This rule is founded upon two very simple propositions: (1) that every person is the best judge of his own interest; (2) that no man will consent to what he thinks harmful to himself. Ordinarily games, such as fencing, boxing, football and the like are protected under this section.
For example, A and Z agree to fence with each other for amusement. This agreement implies the consent of each to suffer any harm which, in the course of such fencing, may be caused without foul play; and if A, while playing fairly, hurts Z, A commits no offence.

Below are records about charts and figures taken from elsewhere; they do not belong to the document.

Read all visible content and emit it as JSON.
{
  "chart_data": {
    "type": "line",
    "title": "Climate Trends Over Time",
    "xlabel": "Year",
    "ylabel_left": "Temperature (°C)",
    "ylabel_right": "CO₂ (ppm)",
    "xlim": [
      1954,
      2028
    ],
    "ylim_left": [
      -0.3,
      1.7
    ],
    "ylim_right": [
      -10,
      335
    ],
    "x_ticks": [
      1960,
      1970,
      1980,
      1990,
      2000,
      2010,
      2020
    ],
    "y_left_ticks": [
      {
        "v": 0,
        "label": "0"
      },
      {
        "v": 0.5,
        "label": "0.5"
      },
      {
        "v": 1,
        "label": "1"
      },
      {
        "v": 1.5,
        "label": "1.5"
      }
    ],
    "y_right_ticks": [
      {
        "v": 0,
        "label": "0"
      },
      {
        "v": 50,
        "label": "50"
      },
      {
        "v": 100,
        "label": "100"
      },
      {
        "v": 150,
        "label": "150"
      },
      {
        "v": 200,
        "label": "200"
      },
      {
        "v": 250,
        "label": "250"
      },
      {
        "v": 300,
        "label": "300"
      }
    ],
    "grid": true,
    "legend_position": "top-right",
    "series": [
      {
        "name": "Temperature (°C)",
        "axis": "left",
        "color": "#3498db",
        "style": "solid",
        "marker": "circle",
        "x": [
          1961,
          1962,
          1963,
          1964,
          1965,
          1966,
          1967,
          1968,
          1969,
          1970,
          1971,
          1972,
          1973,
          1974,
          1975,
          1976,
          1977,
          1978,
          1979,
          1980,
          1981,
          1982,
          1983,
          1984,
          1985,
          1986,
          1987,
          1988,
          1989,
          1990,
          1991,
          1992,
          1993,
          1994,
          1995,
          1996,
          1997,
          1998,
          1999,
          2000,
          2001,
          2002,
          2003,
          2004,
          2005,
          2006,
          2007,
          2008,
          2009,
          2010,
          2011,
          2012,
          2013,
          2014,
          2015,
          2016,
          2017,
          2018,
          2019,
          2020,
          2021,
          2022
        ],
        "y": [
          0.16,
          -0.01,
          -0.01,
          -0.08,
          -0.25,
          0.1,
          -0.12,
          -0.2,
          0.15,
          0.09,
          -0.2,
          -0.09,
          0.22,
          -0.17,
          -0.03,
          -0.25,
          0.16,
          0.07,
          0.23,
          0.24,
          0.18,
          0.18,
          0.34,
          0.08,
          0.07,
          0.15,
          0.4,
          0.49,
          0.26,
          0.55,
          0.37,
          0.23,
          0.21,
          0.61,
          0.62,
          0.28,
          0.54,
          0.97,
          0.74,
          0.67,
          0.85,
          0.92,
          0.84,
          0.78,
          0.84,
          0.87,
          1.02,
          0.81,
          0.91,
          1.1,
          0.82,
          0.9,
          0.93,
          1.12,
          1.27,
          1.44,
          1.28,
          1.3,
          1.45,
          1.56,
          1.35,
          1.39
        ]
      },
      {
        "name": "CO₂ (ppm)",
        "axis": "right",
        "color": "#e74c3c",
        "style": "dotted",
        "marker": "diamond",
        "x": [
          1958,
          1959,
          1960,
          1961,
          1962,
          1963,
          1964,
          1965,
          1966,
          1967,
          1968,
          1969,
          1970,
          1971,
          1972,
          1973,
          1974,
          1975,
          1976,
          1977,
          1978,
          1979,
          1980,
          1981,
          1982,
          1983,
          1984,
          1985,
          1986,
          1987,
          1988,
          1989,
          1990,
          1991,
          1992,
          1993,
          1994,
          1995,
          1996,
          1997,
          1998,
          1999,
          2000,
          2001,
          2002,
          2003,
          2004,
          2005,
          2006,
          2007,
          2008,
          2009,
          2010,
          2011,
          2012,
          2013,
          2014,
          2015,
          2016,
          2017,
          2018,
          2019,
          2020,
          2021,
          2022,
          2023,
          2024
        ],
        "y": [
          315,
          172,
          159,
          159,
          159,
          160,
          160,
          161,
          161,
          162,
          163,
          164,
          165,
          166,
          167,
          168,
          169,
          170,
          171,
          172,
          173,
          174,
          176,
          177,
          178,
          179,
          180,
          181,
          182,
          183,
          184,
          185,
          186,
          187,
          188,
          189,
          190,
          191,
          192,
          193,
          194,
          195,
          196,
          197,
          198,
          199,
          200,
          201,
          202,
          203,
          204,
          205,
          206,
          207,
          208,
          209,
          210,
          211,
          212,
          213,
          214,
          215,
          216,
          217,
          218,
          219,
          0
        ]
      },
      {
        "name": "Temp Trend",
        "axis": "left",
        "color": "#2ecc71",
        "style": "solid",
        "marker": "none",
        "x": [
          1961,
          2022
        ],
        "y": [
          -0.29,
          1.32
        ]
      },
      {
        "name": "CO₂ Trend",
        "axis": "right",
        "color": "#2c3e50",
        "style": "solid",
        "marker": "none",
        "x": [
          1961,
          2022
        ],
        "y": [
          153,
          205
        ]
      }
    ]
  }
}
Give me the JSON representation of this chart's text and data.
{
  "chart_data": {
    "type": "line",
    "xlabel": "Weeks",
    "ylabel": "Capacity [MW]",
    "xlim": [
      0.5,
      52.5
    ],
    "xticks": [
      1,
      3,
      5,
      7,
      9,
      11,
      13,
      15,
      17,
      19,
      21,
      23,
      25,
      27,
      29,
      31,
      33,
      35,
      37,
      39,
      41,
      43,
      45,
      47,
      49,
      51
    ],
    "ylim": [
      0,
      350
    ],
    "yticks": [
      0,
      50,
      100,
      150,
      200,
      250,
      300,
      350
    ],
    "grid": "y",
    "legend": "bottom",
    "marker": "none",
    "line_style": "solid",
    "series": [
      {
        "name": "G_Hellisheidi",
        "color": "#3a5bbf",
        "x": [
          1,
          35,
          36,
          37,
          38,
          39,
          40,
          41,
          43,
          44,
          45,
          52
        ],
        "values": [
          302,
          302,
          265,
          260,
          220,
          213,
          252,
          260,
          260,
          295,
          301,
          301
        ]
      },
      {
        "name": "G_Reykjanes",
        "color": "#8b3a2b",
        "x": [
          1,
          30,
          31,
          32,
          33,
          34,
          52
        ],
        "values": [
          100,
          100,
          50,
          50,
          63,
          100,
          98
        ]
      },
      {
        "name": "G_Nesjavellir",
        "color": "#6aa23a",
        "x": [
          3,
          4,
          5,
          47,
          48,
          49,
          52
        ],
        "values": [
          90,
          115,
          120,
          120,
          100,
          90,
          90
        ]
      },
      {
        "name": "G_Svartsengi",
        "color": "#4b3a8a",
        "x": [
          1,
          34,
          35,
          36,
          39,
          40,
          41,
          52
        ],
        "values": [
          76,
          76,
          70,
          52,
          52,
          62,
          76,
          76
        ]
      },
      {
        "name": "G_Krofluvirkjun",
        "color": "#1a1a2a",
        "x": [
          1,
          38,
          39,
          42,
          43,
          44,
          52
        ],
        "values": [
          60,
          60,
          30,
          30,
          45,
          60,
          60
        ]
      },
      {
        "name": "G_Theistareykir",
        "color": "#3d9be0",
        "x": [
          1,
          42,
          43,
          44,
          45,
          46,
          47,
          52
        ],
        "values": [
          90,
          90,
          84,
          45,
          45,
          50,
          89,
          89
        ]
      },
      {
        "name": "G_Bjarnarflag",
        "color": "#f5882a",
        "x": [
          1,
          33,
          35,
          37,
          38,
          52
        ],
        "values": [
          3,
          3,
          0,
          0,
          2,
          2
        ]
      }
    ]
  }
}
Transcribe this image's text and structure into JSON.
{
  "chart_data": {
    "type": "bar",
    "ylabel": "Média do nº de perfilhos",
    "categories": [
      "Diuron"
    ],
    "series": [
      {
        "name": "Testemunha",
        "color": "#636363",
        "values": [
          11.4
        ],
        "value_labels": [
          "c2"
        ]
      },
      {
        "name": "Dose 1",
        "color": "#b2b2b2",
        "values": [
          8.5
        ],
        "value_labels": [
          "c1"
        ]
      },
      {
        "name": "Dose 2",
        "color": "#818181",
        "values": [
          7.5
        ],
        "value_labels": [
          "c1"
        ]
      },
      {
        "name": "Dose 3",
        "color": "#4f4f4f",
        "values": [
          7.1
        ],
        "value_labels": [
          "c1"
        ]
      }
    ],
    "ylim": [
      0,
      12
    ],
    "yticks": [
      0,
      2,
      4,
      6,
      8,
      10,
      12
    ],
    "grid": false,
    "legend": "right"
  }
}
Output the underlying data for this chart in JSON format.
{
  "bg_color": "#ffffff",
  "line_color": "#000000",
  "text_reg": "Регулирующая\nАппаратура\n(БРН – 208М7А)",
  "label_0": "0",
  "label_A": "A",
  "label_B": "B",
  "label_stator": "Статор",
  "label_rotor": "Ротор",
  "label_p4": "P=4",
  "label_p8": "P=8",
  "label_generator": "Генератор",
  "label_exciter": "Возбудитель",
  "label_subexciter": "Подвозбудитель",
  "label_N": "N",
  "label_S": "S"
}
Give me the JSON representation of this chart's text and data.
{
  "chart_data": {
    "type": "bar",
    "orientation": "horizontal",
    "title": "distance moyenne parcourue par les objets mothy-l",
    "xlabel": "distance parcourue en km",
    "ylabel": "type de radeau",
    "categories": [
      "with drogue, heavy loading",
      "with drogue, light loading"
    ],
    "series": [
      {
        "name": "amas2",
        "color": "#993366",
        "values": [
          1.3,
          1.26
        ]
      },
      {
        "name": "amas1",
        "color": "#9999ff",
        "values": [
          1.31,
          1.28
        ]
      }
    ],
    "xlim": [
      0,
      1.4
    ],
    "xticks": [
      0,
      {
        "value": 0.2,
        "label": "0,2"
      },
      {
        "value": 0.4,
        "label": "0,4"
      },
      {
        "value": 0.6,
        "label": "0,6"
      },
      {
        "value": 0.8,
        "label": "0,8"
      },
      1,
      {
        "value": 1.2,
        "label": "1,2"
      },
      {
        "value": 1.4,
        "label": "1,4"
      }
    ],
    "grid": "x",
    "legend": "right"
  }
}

But this section will not apply where the act itself is prohibited by law, e.g., duelling though it may be done with consent and in a fair manner. Though in the acts so exempted there may be a possibility of harmful results, at the time of doing them; they must not be known to be likely to cause death or grievous hurt.
A, a middle-aged man, believed himself to have been rendered dah proof by charms and asked B to try a dah on his right arm. B believed in the pretence of A and inflicted a blow with a dah with moderate force; the result was that the arteries were cut and A bled to death.
The Appellate Court set aside the conviction under Section 304 of the Code and held that the case was governed by Sections 87 and 90, and that B had no intention of causing death or grievous hurt and that he might not even have known that his act was likely to cause any such result.
The complainant was taken by a self-constituted panchayat round the village with a blackened face and was given a shoe-beating. The Court held that the action of the accused in enforcing the decision of the panchayat cannot be an offence.
The accused persons acted bona fide without any criminal intent, in order to save the complainant from serious consequences, resulting from his own indecent behaviour, with his consent obtained in writing and for his benefit.